Questions to Ask Before Committing to a School
These questions, asked in writing (email, not a phone call), create a record and tend to produce more substantive answers than an informal school tour:
- How many students with [autism/ADHD/learning disability] are currently enrolled, and what adjustments do they receive?
- Who is the DECO and what is their role in ILP development?
- Does the school have an LSU? If so, what are the criteria for accessing it?
- How are LSAs allocated — to individual students or shared across groups?
- What is the school's process when an ILP isn't working — who does a parent contact, and what does review look like?

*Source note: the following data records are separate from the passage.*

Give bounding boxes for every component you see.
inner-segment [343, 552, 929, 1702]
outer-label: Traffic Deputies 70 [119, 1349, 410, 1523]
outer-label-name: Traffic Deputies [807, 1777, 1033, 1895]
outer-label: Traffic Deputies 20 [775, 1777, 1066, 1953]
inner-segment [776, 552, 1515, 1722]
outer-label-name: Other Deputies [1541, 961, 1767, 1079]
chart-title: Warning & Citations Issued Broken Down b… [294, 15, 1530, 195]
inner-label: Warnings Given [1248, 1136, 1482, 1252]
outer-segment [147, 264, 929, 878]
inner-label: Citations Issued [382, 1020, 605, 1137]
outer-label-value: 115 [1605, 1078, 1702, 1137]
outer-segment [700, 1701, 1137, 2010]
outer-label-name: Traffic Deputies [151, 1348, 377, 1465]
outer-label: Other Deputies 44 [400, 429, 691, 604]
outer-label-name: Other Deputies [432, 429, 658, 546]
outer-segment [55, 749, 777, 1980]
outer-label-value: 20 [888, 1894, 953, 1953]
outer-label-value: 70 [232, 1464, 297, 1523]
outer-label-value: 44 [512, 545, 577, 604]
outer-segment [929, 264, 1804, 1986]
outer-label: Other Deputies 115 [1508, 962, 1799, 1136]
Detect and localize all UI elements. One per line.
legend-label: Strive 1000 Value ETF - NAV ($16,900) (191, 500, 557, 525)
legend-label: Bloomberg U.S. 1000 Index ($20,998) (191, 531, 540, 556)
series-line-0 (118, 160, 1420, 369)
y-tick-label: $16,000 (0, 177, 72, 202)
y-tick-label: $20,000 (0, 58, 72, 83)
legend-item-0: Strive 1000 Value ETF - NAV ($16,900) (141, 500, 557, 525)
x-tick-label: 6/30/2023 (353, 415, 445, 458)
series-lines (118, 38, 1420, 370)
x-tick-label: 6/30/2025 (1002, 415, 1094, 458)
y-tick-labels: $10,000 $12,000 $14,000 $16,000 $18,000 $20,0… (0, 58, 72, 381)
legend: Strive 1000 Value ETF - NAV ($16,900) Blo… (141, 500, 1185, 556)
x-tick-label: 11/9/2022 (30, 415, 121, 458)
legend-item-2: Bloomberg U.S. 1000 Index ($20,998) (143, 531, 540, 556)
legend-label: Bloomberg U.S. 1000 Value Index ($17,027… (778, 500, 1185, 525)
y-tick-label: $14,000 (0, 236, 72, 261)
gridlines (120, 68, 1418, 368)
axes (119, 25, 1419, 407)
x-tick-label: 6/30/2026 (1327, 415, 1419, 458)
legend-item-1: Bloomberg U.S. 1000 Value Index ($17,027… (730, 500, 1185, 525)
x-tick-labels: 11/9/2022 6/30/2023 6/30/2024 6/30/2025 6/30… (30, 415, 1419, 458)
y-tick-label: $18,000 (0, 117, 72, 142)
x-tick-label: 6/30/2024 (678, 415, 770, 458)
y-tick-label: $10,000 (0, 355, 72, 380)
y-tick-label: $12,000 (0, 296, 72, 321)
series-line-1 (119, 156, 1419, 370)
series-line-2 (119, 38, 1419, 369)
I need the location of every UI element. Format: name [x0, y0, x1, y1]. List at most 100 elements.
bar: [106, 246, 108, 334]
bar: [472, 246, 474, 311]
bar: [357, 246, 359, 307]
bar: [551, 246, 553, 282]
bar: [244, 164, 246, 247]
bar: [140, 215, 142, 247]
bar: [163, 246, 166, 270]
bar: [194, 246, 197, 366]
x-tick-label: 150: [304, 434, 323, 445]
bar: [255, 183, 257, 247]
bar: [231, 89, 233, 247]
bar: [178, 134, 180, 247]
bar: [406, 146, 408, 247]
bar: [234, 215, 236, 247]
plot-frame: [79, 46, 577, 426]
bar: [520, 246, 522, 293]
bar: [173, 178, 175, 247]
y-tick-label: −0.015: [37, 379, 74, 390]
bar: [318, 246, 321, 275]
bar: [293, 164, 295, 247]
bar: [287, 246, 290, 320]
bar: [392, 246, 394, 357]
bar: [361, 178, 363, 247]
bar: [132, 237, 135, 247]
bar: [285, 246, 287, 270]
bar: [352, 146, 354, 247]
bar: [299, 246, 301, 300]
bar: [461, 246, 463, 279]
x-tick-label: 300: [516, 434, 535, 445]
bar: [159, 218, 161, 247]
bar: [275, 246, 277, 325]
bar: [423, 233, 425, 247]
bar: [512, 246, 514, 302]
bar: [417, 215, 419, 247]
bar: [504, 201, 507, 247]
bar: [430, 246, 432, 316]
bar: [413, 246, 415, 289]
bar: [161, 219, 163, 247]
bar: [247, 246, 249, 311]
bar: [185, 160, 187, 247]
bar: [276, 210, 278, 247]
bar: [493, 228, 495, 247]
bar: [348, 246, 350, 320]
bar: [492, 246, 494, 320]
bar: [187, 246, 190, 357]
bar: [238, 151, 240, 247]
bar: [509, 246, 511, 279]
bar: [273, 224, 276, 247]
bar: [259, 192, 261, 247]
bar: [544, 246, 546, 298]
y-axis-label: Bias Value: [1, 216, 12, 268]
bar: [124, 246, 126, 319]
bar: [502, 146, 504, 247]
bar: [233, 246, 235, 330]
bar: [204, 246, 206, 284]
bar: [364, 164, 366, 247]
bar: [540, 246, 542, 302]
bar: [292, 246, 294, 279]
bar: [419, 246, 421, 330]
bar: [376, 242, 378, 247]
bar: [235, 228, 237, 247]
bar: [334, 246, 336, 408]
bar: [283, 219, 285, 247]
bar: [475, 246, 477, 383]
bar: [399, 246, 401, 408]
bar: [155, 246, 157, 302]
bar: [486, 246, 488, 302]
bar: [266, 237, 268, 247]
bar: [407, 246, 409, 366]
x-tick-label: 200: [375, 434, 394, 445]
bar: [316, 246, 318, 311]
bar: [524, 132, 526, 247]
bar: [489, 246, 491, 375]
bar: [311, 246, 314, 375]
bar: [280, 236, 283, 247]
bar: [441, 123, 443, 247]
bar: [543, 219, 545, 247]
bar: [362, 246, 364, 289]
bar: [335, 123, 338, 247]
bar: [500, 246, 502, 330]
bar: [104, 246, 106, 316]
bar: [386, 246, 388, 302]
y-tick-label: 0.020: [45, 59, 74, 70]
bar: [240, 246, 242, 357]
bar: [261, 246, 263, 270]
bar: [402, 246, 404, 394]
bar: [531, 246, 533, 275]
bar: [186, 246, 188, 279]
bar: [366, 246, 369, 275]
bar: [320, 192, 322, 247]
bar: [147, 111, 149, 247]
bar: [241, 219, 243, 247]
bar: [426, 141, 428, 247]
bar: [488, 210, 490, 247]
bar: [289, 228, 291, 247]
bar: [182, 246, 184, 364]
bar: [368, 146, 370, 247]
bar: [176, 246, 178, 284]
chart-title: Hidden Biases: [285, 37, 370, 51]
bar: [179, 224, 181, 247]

- For high schools: Is there a structured literacy/numeracy intervention program?
- For autism: Is there a sensory space, and how do you handle high-stress unstructured periods?
Schools that give vague or defensive answers to these questions are telling you something important.
When School Choice Isn't the Whole Answer
The uncomfortable truth is that even the "best" school for your child's profile will require active parental advocacy. The 2023 Auditor-General found that 20.1% of ACT students are classified under the NCCD as receiving disability adjustments — but the gap between what schools claim to be providing and what students actually receive in the classroom is a documented, systemic issue.
Choosing the right school is one variable. Ensuring that school delivers on its ILP commitments is an ongoing job. That means documented requests, written follow-up, and knowing the escalation pathway when the school doesn't come through.
The ACT Disability Advocacy Playbook gives you the ILP accountability tools, letter templates, and escalation steps you need regardless of which school your child attends. The school matters — but so does knowing what to do when any school falls short.
Specialist Schools for the Highest Support Needs
If your child requires a level of support beyond what any mainstream or LSU environment can provide, the ACT operates two public specialist schools: Cranleigh School and Malkara School. Placement requires a formal application through the Directorate's Disability Education division and is assessed centrally — it is not arranged directly with the school. See the ACT Learning Support Unit and specialist school placement guide for details on how the application process works.